Americans have $1 trillion problem

While large numbers defy comprehension, Americans should try to wrap their minds around the huge sums of money owed on the fastest growing segment of the federal budget. The interest expense on the national debt will hit the $1 trillion mark in a decade then become a consistent $1 trillion outlay each year. While economists generally track spending, revenues, and deficits as a share of gross domestic output, there is something to be said about the sheer magnitude of an annual interest cost of $1 trillion, and the profound effect that a bill of that size would have on the budget.

Millions, billions, and trillions may be phonetically similar, but they have vastly different magnitudes. A million is certainly large, but a trillion is a million times a million. While a $5.7 billion disagreement on a wall may have shut down the government for more than a month, budget debates having a $1 trillion interest expense at their core, enough to fund a wall long enough to wrap around the world twice, will be substantially worse...

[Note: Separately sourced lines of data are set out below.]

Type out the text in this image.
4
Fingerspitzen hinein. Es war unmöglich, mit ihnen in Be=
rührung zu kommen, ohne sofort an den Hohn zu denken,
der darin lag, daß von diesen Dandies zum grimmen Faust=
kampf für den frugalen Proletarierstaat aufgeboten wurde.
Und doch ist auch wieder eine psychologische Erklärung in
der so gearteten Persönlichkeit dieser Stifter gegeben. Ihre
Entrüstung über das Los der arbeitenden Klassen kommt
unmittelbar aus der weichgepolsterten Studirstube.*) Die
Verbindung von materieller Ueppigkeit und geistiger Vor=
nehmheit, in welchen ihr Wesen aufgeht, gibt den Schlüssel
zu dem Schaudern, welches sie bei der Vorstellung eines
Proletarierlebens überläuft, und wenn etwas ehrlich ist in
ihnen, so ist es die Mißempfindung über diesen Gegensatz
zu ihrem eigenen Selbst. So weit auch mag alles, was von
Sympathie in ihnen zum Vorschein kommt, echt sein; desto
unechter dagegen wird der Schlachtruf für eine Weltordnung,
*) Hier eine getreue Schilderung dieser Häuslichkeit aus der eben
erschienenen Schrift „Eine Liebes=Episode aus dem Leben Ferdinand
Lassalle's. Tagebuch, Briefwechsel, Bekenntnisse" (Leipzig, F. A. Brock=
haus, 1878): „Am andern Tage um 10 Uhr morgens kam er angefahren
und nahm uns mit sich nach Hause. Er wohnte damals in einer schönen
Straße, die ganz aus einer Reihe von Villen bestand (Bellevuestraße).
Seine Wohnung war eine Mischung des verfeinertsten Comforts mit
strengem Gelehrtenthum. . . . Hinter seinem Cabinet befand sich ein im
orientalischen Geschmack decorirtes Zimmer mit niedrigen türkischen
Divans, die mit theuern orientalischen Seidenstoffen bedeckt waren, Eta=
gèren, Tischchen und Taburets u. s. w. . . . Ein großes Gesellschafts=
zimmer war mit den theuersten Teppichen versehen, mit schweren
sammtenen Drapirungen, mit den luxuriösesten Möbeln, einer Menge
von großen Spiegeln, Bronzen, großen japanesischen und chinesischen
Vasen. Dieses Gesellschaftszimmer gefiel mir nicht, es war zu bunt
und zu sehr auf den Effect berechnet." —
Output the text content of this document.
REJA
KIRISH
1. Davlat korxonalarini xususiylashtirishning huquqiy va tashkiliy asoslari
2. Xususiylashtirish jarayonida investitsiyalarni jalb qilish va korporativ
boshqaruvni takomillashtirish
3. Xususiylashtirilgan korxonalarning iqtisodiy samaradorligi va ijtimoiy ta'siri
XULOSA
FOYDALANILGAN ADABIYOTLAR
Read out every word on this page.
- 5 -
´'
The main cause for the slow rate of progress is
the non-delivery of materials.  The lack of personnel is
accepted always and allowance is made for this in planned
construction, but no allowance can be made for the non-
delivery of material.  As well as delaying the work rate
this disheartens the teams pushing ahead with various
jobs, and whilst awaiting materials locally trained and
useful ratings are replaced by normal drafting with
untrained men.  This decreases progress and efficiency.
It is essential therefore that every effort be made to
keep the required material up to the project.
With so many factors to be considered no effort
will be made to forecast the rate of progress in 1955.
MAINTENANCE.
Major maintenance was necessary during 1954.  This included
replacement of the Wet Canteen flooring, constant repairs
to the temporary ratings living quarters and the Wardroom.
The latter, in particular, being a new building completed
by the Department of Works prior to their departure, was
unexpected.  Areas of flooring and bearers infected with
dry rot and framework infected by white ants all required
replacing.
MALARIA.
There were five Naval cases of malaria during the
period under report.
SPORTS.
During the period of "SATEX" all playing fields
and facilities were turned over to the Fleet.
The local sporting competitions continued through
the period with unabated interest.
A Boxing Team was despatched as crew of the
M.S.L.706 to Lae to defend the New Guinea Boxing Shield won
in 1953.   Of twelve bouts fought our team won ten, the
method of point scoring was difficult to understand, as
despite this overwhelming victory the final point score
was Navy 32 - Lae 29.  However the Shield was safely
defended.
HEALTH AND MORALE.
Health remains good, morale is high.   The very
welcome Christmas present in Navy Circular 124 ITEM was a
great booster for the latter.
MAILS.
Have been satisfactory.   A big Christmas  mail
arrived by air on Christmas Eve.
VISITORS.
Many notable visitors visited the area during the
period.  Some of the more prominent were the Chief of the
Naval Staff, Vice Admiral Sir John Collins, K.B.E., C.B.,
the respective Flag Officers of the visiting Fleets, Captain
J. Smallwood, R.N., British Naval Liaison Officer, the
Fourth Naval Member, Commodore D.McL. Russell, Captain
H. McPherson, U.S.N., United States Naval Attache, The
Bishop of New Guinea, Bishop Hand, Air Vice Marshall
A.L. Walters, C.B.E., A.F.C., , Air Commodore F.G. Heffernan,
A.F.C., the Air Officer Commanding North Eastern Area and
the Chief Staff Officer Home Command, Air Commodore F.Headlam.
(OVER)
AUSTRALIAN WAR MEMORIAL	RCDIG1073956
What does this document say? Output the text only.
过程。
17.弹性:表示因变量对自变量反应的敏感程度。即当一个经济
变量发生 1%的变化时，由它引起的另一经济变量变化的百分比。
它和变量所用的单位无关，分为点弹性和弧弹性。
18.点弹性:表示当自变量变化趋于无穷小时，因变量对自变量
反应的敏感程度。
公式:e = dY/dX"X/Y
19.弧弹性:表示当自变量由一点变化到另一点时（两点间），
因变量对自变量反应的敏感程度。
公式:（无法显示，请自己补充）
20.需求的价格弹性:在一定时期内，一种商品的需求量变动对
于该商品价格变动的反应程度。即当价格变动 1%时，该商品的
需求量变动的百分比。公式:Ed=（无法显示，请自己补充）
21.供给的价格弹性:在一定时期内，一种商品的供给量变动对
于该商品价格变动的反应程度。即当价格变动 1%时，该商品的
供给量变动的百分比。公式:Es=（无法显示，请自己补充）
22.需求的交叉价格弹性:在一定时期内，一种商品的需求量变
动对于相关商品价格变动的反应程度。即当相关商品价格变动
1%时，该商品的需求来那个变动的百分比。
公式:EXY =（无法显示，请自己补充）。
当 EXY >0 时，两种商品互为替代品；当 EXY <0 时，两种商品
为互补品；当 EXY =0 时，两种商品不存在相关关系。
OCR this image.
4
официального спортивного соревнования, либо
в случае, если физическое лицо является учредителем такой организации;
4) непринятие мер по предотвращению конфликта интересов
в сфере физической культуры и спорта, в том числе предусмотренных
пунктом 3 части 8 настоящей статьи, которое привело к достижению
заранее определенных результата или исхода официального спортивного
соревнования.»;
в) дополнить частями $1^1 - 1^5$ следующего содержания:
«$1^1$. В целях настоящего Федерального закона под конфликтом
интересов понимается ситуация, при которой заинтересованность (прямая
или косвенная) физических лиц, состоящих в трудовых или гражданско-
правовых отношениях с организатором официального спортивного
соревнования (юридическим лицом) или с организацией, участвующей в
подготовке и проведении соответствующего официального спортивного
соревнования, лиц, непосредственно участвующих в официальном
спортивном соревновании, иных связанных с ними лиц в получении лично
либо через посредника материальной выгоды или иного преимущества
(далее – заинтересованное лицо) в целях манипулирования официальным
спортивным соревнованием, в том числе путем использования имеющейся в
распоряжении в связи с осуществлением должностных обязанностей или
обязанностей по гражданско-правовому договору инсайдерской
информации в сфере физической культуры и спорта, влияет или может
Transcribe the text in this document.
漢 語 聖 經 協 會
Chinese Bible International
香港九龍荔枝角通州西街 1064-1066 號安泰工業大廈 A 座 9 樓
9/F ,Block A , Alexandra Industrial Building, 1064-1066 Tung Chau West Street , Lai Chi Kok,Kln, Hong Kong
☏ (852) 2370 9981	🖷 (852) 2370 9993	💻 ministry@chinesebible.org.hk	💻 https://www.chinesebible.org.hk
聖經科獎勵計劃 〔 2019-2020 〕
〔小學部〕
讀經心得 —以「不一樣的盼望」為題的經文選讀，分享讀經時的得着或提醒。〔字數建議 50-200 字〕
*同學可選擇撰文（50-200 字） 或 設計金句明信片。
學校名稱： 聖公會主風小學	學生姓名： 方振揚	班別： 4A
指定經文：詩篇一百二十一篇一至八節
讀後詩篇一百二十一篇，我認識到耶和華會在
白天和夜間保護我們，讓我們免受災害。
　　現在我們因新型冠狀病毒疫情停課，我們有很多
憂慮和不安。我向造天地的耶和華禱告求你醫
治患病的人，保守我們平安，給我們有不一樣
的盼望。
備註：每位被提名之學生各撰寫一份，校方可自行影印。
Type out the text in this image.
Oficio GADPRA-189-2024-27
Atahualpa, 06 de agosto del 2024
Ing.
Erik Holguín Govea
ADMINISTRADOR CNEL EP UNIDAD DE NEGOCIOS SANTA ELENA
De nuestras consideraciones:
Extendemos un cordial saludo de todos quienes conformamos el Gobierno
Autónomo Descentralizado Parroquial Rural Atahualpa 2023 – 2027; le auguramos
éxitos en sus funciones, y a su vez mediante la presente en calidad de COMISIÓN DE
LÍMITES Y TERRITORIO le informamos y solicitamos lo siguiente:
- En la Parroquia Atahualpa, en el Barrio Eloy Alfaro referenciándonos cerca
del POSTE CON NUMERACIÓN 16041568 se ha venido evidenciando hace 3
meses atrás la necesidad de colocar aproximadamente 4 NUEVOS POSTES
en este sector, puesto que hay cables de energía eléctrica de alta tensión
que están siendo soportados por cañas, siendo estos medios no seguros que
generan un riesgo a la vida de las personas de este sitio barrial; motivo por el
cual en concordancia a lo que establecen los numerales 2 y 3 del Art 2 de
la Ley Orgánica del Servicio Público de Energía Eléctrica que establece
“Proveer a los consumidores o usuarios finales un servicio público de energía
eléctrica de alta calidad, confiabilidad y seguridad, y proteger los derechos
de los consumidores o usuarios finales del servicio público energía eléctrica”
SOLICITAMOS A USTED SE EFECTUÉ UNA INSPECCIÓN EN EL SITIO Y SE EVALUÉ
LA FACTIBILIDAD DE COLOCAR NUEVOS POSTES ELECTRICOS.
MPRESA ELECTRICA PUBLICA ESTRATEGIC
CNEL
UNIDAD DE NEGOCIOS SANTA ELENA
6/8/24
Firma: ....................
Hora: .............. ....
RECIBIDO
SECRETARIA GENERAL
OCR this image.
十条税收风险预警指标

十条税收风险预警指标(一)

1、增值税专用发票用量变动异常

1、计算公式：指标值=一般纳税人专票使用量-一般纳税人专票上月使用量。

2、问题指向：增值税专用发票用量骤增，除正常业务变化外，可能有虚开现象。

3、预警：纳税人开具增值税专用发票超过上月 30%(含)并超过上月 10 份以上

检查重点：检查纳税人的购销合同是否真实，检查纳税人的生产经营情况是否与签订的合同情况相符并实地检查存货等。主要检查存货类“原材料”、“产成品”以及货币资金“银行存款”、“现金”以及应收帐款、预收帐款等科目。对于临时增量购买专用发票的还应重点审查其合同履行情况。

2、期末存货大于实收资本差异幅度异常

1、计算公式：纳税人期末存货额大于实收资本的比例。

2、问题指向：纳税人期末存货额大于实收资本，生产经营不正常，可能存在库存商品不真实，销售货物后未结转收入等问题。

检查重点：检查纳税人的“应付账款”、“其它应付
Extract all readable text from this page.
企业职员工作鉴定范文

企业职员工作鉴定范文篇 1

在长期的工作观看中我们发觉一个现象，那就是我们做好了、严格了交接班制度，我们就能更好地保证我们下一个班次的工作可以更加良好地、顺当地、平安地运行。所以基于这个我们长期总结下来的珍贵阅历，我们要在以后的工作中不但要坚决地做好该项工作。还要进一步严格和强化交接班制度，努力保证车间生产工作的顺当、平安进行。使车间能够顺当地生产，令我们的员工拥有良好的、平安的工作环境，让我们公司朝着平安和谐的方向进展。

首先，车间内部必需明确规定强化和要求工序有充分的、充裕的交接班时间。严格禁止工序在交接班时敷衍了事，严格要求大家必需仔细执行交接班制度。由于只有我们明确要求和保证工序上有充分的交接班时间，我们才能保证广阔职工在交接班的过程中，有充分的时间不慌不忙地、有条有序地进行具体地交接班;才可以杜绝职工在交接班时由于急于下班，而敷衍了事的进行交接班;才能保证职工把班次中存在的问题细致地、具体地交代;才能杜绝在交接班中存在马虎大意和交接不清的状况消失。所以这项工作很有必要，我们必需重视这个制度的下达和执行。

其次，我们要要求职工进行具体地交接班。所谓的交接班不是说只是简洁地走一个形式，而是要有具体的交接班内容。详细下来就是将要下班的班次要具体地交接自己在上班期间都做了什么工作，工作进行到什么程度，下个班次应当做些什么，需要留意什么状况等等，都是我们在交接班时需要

Americans should not be surprised by the magnitude of this interest cost because the federal government has for many years followed a deliberate policy of spending more money than it collects, thereby requiring heavy borrowing in good times and bad. Even now with low unemployment and interest rates, high asset values, and an expanding economy, the United States finds itself in a $1 trillion budget deficit pattern with little political will to alter a design where spending growth steadily outpaces revenues.